Would Otis be more Japanese or Korean? Oliver was asking if she was ok. Samantha had been quiet for a long time. He was concerned.
“Maybe I should go over there?”
“No, I’m fine. Don’t baby me.”
“I’m not babying you. I’m just concerned.”
“Shut up, faggot!” She hung up. She had heard the words come out. She was shocked. “What the fuck?!”
Was that Otis? This was getting very weird for her. She thought again about what Otis would look like now. Would he take more after their Japanese-American mother, or their Korean father?

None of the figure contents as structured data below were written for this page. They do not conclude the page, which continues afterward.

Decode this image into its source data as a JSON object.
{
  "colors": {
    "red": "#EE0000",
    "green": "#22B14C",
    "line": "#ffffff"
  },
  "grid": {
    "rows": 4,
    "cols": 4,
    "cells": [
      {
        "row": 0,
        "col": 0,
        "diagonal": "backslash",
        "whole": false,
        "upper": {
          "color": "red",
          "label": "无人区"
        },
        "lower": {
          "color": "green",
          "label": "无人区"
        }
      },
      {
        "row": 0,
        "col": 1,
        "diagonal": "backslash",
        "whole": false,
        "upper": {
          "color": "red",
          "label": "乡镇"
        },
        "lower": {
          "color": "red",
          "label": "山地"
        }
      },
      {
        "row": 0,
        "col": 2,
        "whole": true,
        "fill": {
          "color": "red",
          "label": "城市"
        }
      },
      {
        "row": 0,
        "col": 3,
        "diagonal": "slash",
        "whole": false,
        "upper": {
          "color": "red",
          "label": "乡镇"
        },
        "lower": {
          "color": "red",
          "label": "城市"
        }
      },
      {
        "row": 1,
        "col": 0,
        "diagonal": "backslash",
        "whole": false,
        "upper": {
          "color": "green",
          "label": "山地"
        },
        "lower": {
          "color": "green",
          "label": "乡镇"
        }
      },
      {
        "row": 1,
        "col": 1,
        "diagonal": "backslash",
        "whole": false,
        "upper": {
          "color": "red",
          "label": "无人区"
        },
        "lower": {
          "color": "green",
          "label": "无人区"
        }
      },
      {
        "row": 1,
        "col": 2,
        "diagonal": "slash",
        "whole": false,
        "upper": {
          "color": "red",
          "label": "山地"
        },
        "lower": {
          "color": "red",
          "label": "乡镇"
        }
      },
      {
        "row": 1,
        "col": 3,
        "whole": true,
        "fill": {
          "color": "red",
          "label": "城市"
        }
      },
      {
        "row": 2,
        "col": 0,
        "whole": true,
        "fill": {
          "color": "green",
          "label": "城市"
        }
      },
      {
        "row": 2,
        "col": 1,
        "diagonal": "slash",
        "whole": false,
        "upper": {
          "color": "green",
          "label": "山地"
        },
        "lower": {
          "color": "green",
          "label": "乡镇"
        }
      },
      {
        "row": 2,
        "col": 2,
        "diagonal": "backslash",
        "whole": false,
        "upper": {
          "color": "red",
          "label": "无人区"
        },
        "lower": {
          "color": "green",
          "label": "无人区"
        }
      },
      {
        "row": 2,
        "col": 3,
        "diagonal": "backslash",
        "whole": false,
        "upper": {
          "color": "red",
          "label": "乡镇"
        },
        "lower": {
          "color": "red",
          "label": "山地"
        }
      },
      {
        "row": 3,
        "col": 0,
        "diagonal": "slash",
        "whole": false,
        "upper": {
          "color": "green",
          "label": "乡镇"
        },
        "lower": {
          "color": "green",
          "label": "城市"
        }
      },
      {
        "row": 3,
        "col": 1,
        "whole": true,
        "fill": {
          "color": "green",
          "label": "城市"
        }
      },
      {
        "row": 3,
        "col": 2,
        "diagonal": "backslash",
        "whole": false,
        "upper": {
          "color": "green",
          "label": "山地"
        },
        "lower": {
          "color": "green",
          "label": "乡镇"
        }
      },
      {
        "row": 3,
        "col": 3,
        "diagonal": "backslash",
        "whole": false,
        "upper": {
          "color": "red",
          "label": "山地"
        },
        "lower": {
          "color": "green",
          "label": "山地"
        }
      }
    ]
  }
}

Would he have the eugenics of one race over the other or be complimentary of both. People in her family have always said she is a perfect blend of the two cultures, an ideal Asian-Canadian. But would Otis be similar?
Oliver kept calling back, but she did not answer. She wanted to hide. From what, she knew not. She sent him a text, apologizing and offering a bad explanation about a stress headache. Otis was creeping into her consciousness; that god damn French-Canadian Psychiatrist had fucked her mind up.
I used to listen to our parents, talking about how they missed me, how they loved me, but they never turned around and looked at me (you). They never realized I was here the whole time. We were both right here, but they never paid attention to either of us.
She remembered now, the visits to the grave. The adult Koos talking to their buried infant son. Samantha heard the love in their voices and wanted to escape. She was not Samantha then; she was Otis.
She remembered her dad looking at her and saying, “I wish you were Otis.” The bastard never knew love. He was born in the North, fled to the South and immigrated to Vancouver before he could be put in the military. When he was around, Otis was there absorbing these emotional blows.
She remembered her mother crying, every year around her birthday. She wanted so desperately to ease her suffering. Otis was there to watch the misery while Samantha went inside. This was their relationship. Samantha hides; Otis bears the pain.
Then she remembered something else. Something about Bitcoin. Otis was instrumental in her mining operation. She never understood why she had started mining in the first place. She had just sort of started on a whim. But now she understood that it was Otis all along.
Otis left Satoshi Nakamoto’s White Paper on her desktop in 2009; Otis built the mining rigs out of leftover gamer parts; Otis moved the cryptocurrency to cold storage before any hackers could attack; Otis made her rich.
But Otis did something else. Otis did something for other people too. Otis created the decentralized blockchain that Bitcoin runs on. He created the revolutionary concept known as Bitcoin. He programed it while Samantha slept. He used an anagram of their names as his alias (Samantha Otis Koo=Satoshi Nakamoto).
Otis sat across the room from Samantha, who was now aware that her brother’s ghost created a financial revolution through her unconscious mind. She saw what he would look like, had he survived. A little more like their dad, but also a perfect blend of cultures. She realized that she had not eaten since lunch, it being late in the evening she was feeling intense hunger pangs. Otis asked, “Shall we get some food?” Samantha gave Otis a coy look and asked, “Korean or Japanese?”